Le comportement routier de la G80 nous rappelle drôlement celui de la Lexus GS, une berline aux proportions et groupes motopropulseurs similaires. Cela dit, nous irions même jusqu’à affirmer que Genesis a surpassé les japonaises en fait de raffinement et de tenue de route, à un point tel que la marque se positionne soudainement comme une authentique riposte aux constructeurs allemands.

L’immédiate sensation que l’on ressent derrière le volant de la G80 est une solidité insécable normalement retrouvée chez des véhicules à prix vraiment plus élevés. De plus, sa douceur de roulement extrêmement raffinée et sereine octroie une marque de sophistication digne de mention pour cette voiture. Son habitacle est silencieux, ses sièges avant sont tout à fait sublimes pour de longs voyages, et absolument séduisants par leurs agencements de couleurs.

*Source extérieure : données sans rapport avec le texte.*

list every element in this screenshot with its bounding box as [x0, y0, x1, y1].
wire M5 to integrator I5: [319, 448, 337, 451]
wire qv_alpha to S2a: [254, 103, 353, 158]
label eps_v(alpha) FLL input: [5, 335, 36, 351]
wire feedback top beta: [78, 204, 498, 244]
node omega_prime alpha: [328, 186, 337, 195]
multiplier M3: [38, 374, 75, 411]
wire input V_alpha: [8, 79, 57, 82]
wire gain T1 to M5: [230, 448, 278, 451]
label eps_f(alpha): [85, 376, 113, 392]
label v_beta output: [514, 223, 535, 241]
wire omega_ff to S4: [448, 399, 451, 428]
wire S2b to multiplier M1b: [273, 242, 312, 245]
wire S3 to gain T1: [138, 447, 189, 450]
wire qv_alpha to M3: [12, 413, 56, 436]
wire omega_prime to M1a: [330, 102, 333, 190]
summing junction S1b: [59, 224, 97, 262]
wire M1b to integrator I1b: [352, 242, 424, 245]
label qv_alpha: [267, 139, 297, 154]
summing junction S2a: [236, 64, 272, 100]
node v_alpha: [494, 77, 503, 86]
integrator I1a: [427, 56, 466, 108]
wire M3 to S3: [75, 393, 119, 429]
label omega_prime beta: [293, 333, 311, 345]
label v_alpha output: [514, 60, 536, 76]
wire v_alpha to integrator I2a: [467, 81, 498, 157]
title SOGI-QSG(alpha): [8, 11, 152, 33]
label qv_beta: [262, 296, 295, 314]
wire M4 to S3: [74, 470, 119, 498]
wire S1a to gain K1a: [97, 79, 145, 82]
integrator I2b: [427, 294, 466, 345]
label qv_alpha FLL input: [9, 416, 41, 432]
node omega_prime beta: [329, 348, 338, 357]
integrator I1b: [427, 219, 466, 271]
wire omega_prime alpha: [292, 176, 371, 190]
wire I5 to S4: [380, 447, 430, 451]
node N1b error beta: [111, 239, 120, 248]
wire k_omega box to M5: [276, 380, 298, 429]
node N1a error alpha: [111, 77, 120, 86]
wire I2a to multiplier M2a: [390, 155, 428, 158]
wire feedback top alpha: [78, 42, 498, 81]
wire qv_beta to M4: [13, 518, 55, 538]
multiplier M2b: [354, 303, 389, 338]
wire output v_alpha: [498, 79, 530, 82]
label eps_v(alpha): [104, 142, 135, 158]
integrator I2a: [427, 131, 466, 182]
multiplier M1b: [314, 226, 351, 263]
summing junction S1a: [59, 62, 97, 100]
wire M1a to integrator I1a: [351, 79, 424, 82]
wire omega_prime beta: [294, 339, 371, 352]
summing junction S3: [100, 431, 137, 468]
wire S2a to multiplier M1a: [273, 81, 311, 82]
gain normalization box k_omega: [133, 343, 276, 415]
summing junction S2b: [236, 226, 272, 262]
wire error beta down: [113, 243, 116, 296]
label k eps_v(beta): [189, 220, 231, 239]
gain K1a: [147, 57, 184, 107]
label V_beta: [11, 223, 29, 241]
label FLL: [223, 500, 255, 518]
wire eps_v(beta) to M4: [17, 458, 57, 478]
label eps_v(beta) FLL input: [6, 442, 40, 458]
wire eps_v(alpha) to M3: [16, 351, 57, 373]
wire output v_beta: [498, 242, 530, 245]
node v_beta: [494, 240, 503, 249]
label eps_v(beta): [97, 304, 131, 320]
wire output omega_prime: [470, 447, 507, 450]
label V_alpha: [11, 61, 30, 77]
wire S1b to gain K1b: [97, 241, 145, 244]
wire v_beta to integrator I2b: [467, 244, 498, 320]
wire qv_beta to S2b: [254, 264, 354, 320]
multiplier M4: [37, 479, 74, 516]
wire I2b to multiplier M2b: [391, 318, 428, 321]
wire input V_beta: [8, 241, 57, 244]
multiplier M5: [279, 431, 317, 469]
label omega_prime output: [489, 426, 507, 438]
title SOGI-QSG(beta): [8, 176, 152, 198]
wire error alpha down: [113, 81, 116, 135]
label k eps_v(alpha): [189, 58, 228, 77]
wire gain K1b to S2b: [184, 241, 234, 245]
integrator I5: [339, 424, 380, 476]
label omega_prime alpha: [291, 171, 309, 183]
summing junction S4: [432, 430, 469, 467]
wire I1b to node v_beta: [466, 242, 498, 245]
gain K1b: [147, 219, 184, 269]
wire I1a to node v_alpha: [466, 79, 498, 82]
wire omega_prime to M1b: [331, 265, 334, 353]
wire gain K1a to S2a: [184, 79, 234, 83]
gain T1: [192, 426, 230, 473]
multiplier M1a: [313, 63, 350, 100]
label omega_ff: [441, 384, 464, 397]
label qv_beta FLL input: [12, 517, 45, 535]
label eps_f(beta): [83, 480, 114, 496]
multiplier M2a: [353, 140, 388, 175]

Bien que ses moteurs atmosphériques demeurent doux et efficaces, ceux-ci commencent à se montrer vieux et sont gourmands à la pompe. Notre choix de moteur s’arrête sur le 3.3T pour sa modernité et son efficacité remarquables. Presque aussi puissant que le V8, hautement plus léger et nettement plus frugal, celui-ci confère à la G80 des accélérations épatantes, sans délai des turbos, délivrant une bonne dose de couple à bas régime, tout en agrémentant le caractère doux et confortable du véhicule.

Alors, sur le plan technique, la Genesis G80 s’en tire encore à bon compte, se montrant mieux aboutie et dynamique que ses rivales japonaises, par contre il est difficile d’ignorer le fait qu’elle demeure inchangée depuis les cinq dernières années. Bien que son habitacle gagne des points par la simplicité de ses commandes – une qualité des produits Genesis en général –, sa planche de bord ne fait rien pour se démarquer, intégrant même quelques composantes de qualité douteuse retrouvées dans certaines voitures Hyundai.

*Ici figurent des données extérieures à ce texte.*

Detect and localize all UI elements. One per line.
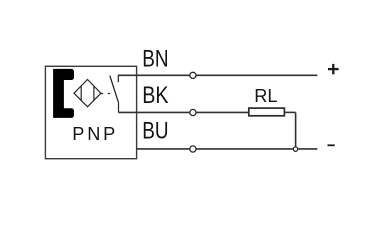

De plus, même si son interface multimédia incorpore l’intégration Android Auto et Apple CarPlay, le système est désuet par ses menus dépassés et ses longs délais de réaction. Bref, on a vu mieux chez des produits Hyundai à prix beaucoup plus abordables!

Mais tout ça, ce ne sont que des détails, car en général, la Genesis G80 reste une berline de luxe intermédiaire réussie. On ressent le sérieux dans la manière dont elle a été assemblée, et dans le travail effectué sur sa suspension. Sa qualité de roulement, combinée à une dynamique de conduite digne des produits germaniques, lui permet de s’éloigner de ses origines bon marché, et de surclasser la plupart des berlines de luxe japonaises.